Получили письмо от деда. Он наконец-то купил себе ишачка и очень радовался. Они с бабушкой поселили скотинку в чистой просторной пристройке к дому и всячески холили и лелеяли. Это хорошо. Дед давно мечтал об ишачке.

Кошка Пуфффа всласть повисела на моём рабочем платье и подрала оборку. Даже не обиделась: знала, что Пуфффа глупая и ей всё равно, что драть — платье ли, занавески, покрывало, мамину шаль…

Вечера были пресными, как плохой сыр. Приходила усталая из универа, без особого аппетита ужинала, потом подсаживалась с книжкой сказок на диван к маме. Мама смотрела телевизор. По телевизору молодёжь тащилась от принца Мартина и нового поп-идола, абсолютно неотличимого от всех предыдущих представителей древнейшей профессии (я о шоу-бизе, а вы что подумали?). Мама умилялась принцем, а я читала детские сказки. Сказки все были о принцах, принцессах или крестьянах, иногда — о животных.

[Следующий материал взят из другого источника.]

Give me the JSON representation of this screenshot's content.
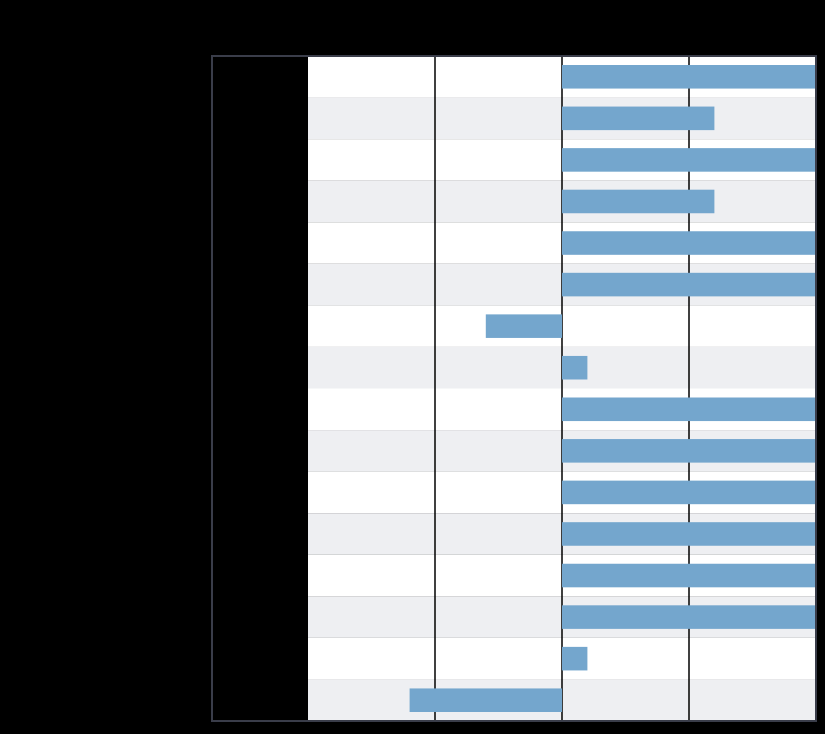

А мне хотелось сказок о шуте. Хотя бы одну и именно сказку, потому что, как мне казалось, реальностью я была сыта по горло.

Заходила соседка Адель, звала посмотреть на распустившийся у неё на подоконнике восхитительный цветок. Сходила. Посмотрела. Восхитилась. А про себя подумала, что он слишком яркий и аляповатый. А что якобы пахнет божественно… У меня всё равно насморк.

Обещала Адели вышить для неё портрет цветка на наволочке.

У всех свои идолы.

Через три дня мама догадалась, что я больна. Назначила лечение: мы в выходные прошлись по магазинам, прикупили мне сапожки, маме — сумочку, сходили в театр, но спектакль был модерновый, и я уснула в середине первого акта. После театра был модный салон, где я ультракоротко подстриглась и выкрасила оставленный ёжик чёрным. Мама была в шоке, но ничего не сказала.

Правда — какая разница, что я за образина, всё равно на работу во Дворец все парики надевают. Овечьи и не очень. Некоторым даже идёт. А Лео приклеивает усы.

Рубашку Шуту я сшила. Даже без мерок. По памяти. Мне ли не помнить… Отнести готовое попросила Василину. Васька немного поворчала чисто по инерции, но просьбу выполнила. Вернувшись, заявила:

— Этот паяц был со мной груб. А тебе велел передать, чтобы приходила сама, — и уже тише, чтобы не услышали другие: — Соскучился. Я бы даже сказала, что волнуется.

— Угу, — усмехнулась я, — Щаз побегу. Всё брошу и помчусь.

— За мужчинами бегать неприлично, — нарисовалась уж очень правильная Алиса.

«Кто бы говорил», — раздражённо подумала я, но смолчала. Сил на скандалы не было.

Два дня спустя к нам заглянула прачка Лилия, поманила меня пальцем в коридор, а когда я вышла, сказала, что Шут в лоскуты изорвал все свои рубашки и требует новых. Лично от меня. Услышав в ответ лаконичное и решительное «перебьётся», Лилия разразилась укорами:

— Ну не будь ты ребёнком! Дорожишь кем-то — засунь свой норов в сундук и защёлкни замком! Глупо даже думать о попытках переделать взрослого мужика!

— Никто и не собирается его переделывать. Вот ещё! — фыркнула я.

— Будь ты попроще!

— Не хочу. Надоело.

Да, наглая… Лилия смотрела пристально. Так смотрят на стрелку весов, прикидывая, хватит ли денег расплатиться за товар. Ну давай, спрашивай…

— Рит, у вас всё нормально?

Так и знала.

— Нет. Я болею, — призналась честно.

Лилия поправила выбившуюся из-под накрахмаленного чепца кудрявую прядь.

— Послушай, подруга, а ты уверена, что всё правильно поняла?